Fidelity & community

Via Laura Wood, here is an interesting reflection by Chad Bird:
What makes community life viable, in groups as small as a family or large as a country, is the will of individuals to makes sacrifices for others, to consider more than their own needs and wants, and to act accordingly.

The more robust this other-focused approach to life is, the healthier the community will be. For that reason, there is no greater threat to the cohesion and perpetuation of a society than narcissism.

The narcissist operates not according to an objective set of values or beliefs, nor are the needs of others an impetus for his actions, but his whole world is centered in the navel at which he gazes.

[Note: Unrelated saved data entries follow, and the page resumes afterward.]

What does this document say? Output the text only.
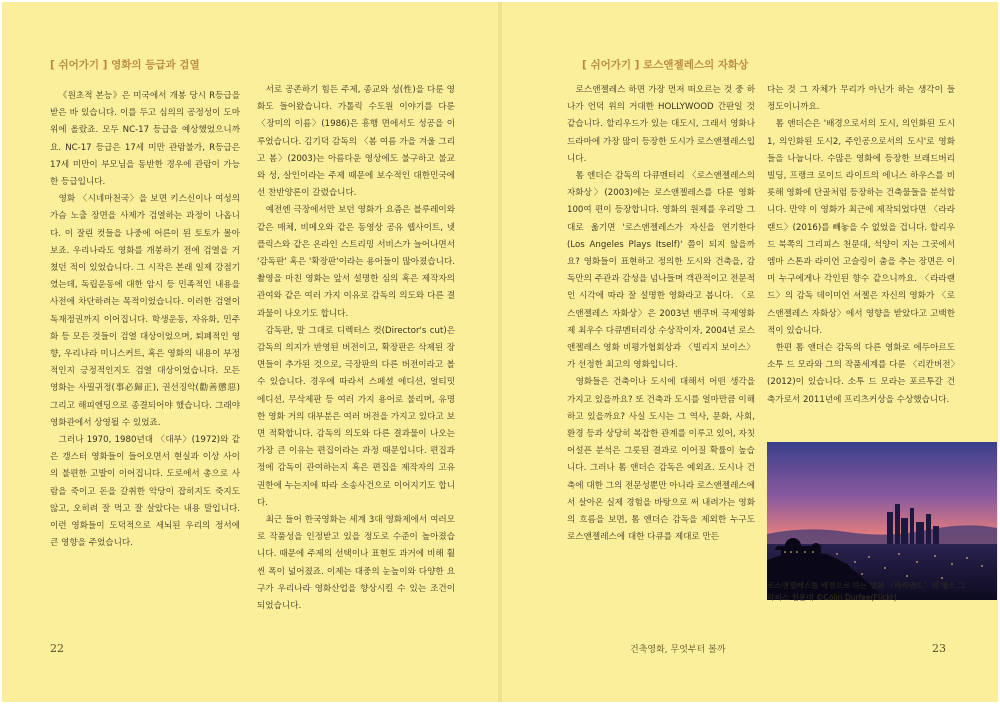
[ 쉬어가기 ] 영화의 등급과 검열

《원초적 본능》은 미국에서 개봉 당시 R등급을 받은 바 있습니다. 이를 두고 심의의 공정성이 도마 위에 올랐죠. 모두 NC-17 등급을 예상했었으니까요. NC-17 등급은 17세 미만 관람불가, R등급은 17세 미만이 부모님을 동반한 경우에 관람이 가능한 등급입니다.

영화 〈시네마천국〉을 보면 키스신이나 여성의 가슴 노출 장면을 사제가 검열하는 과정이 나옵니다. 이 잘린 컷들을 나중에 어른이 된 토토가 몰아 보죠. 우리나라도 영화를 개봉하기 전에 검열을 거쳤던 적이 있었습니다. 그 시작은 본래 일제 강점기였는데, 독립운동에 대한 암시 등 민족적인 내용을 사전에 차단하려는 목적이었습니다. 이러한 검열이 독재정권까지 이어집니다. 학생운동, 자유화, 민주화 등 모든 것들이 검열 대상이었으며, 퇴폐적인 영향, 우리나라 미니스커트, 혹은 영화의 내용이 부정적인지 긍정적인지도 검열 대상이었습니다. 모든 영화는 사필귀정(事必歸正), 권선징악(勸善懲惡) 그리고 해피엔딩으로 종결되어야 했습니다. 그래야 영화관에서 상영될 수 있었죠.

그러나 1970, 1980년대 〈대부〉(1972)와 같은 갱스터 영화들이 들어오면서 현실과 이상 사이의 불편한 고발이 이어집니다. 도로에서 총으로 사람을 죽이고 돈을 갈취한 악당이 잡히지도 죽지도 않고, 오히려 잘 먹고 잘 살았다는 내용 말입니다. 이런 영화들이 도덕적으로 세뇌된 우리의 정서에 큰 영향을 주었습니다.

서로 공존하기 힘든 주제, 종교와 성(性)을 다룬 영화도 들어왔습니다. 가톨릭 수도원 이야기를 다룬 〈장미의 이름〉(1986)은 흥행 면에서도 성공을 이루었습니다. 김기덕 감독의 〈봄 여름 가을 겨울 그리고 봄〉(2003)는 아름다운 영상에도 불구하고 불교와 성, 살인이라는 주제 때문에 보수적인 대한민국에선 찬반양론이 갈렸습니다.

예전엔 극장에서만 보던 영화가 요즘은 블루레이와 같은 매체, 비메오와 같은 동영상 공유 웹사이트, 넷플릭스와 같은 온라인 스트리밍 서비스가 늘어나면서 '감독판' 혹은 '확장판'이라는 용어들이 많아졌습니다. 촬영을 마친 영화는 앞서 설명한 심의 혹은 제작자의 관여와 같은 여러 가지 이유로 감독의 의도와 다른 결과물이 나오기도 합니다.

감독판, 말 그대로 디렉터스 컷(Director's cut)은 감독의 의지가 반영된 버전이고, 확장판은 삭제된 장면들이 추가된 것으로, 극장판의 다른 버전이라고 볼 수 있습니다. 경우에 따라서 스페셜 에디션, 얼티밋 에디션, 무삭제판 등 여러 가지 용어로 불리며, 유명한 영화 거의 대부분은 여러 버전을 가지고 있다고 보면 적확합니다. 감독의 의도와 다른 결과물이 나오는 가장 큰 이유는 편집이라는 과정 때문입니다. 편집과정에 감독이 관여하는지 혹은 편집을 제작자의 고유권한에 누는지에 따라 소송사건으로 이어지기도 합니다.

최근 들어 한국영화는 세계 3대 영화제에서 여러모로 작품성을 인정받고 있을 정도로 수준이 높아졌습니다. 때문에 주제의 선택이나 표현도 과거에 비해 훨씬 폭이 넓어졌죠. 이제는 대중의 눈높이와 다양한 요구가 우리나라 영화산업을 향상시킬 수 있는 조건이 되었습니다.

22
[ 쉬어가기 ] 로스앤젤레스의 자화상

로스앤젤레스 하면 가장 먼저 떠오르는 것 중 하나가 언덕 위의 거대한 HOLLYWOOD 간판일 것 같습니다. 할리우드가 있는 대도시, 그래서 영화나 드라마에 가장 많이 등장한 도시가 로스앤젤레스입니다.

톰 앤더슨 감독의 다큐멘터리 〈로스앤젤레스의 자화상〉(2003)에는 로스앤젤레스를 다룬 영화 100여 편이 등장합니다. 영화의 원제를 우리말 그대로 옮기면 '로스앤젤레스가 자신을 연기한다(Los Angeles Plays Itself)' 쯤이 되지 않을까요? 영화들이 표현하고 정의한 도시와 건축을, 감독만의 주관과 감성을 넘나들며 객관적이고 전문적인 시각에 따라 잘 설명한 영화라고 봅니다. 〈로스앤젤레스 자화상〉은 2003년 밴쿠버 국제영화제 최우수 다큐멘터리상 수상작이자, 2004년 로스앤젤레스 영화 비평가협회상과 〈빌리지 보이스〉가 선정한 최고의 영화입니다.

영화들은 건축이나 도시에 대해서 어떤 생각을 가지고 있을까요? 또 건축과 도시를 얼마만큼 이해하고 있을까요? 사실 도시는 그 역사, 문화, 사회, 환경 등과 상당히 복잡한 관계를 이루고 있어, 자칫 어설픈 분석은 그릇된 결과로 이어질 확률이 높습니다. 그러나 톰 앤더슨 감독은 예외죠. 도시나 건축에 대한 그의 전문성뿐만 아니라 로스앤젤레스에서 살아온 실제 경험을 바탕으로 써 내려가는 영화의 흐름을 보면, 톰 앤더슨 감독을 제외한 누구도 로스앤젤레스에 대한 다큐를 제대로 만든

다는 것 그 자체가 무리가 아닌가 하는 생각이 들 정도이니까요.

톰 앤더슨은 '배경으로서의 도시, 의인화된 도시1, 의인화된 도시2, 주인공으로서의 도시'로 영화들을 나눕니다. 수많은 영화에 등장한 브래드버리 빌딩, 프랭크 로이드 라이트의 에니스 하우스를 비롯해 영화에 단골처럼 등장하는 건축물들을 분석합니다. 만약 이 영화가 최근에 제작되었다면 〈라라랜드〉(2016)를 빼놓을 수 없었을 겁니다. 할리우드 북쪽의 그리피스 천문대, 석양이 지는 그곳에서 엠마 스톤과 라이언 고슬링이 춤을 추는 장면은 이미 누구에게나 각인된 향수 같으니까요. 〈라라랜드〉의 감독 데이미언 셔젤은 자신의 영화가 〈로스앤젤레스 자화상〉에서 영향을 받았다고 고백한 적이 있습니다.

한편 톰 앤더슨 감독의 다른 영화로 에두아르도 소투 드 모라와 그의 작품세계를 다룬 〈리칸버전〉(2012)이 있습니다. 소투 드 모라는 포르투갈 건축가로서 2011년에 프리츠커상을 수상했습니다.

로스앤젤레스를 배경으로 하는 영화 〈라라랜드〉의 명소 그리피스 천문대 ©Colin Durfee(Flickr)
건축영화, 무엇부터 볼까	23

The be-all and end-all reason for his existence is the man in the mirror. Therefore, the question he poses, whenever any decision must be made, is quite simply this: “What’s in it for me?”

I find this interesting because it ties in with my recent exploration of the theme of fidelity.

There was once in Western culture an emphasis on fidelity. Fidelity means that you are turned towards particular relationships. These relationships call us to particular forms of service that are selfless in one sense (i.e. the aim is not to get something from the other person) but that nonetheless fulfil important aspects of self and express aspects of our identity.

We can have such relationships with our spouse, our parents, our children, our ancestors, our church, our God, our country, our ethny and so on.

Fidelity is not the only proper focus in life. It doesn't encompass everything to do with virtue or character or spirituality or the good life.

However it is something significant in the life of the individual and was once an important part of the understanding of the good within Western culture - it was part of the mix right up to the early 1900s.